Doesn't it make sense - a photographer covering various aspects of photography? Macro Monday has a nice ring to it, and it also encompasses one of my favorite passions as a photographer. Shooting macro subjects.
Today I'll highlight the dandelion...though this is the "on steroids" version, called Goat's Beard. It's beautiful, and a lot easier to photograph than it's cousin, the common dandelion. It's yellow flower is also prettier, more like a star. You see it commonly along roadsides and in meadows.
Macro photography involves shooting close-up, and small. It's great fun to tromp through the yard, meadow, woods, beach, anywhere... looking for small and seemingly insignificant aspects of nature. I'll show you my set-up, and results, as I photographed the "blow balls" one late afternoon.
I use a Canon 30D and a 100mm macro lens, which allows me to get close, but not scare the little critters too much.
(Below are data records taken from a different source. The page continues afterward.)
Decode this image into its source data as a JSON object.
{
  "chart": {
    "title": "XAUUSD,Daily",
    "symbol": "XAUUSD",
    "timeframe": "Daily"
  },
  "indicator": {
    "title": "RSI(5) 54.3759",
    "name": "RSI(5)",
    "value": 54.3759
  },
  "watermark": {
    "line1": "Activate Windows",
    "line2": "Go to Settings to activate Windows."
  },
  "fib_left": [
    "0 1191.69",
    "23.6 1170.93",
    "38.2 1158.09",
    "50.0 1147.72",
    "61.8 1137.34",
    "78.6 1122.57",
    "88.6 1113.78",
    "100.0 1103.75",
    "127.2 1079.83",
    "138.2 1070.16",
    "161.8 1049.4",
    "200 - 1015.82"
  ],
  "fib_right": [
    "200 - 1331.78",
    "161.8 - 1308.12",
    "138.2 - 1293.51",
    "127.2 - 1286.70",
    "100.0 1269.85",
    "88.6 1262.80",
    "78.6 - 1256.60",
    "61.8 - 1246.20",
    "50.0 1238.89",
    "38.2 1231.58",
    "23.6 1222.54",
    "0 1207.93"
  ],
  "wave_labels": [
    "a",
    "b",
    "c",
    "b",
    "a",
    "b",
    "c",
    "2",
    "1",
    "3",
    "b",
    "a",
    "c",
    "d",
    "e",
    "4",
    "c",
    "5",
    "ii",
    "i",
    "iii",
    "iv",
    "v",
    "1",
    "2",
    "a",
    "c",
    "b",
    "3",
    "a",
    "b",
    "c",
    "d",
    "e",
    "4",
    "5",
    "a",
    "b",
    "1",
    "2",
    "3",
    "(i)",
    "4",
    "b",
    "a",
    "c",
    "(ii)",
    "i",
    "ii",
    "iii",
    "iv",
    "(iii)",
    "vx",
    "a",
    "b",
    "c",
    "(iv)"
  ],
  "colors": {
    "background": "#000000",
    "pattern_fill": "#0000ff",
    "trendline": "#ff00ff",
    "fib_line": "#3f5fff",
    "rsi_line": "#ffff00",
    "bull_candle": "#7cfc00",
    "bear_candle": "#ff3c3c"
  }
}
I also use a Plamp, found here, and here, which is a nifty tool I can clamp to my tripod, or other solid surface, and attach the other end to the photo subject. This way I don't have to kill a wildflower by picking it. I can also keep a subject still, if there is a breeze that day.
I am looking down on the bloom here, and you can barely see the clip part of the Plamp, and the black, flexible tubing. Of course, you don't want this to show in your photo, so you shoot different angles in order to highlight your subject, yet not show your tools.
Here are my results, which I happen to be very excited about.
What do you think? Does anyone else have a trick of the trade they 'd like to share?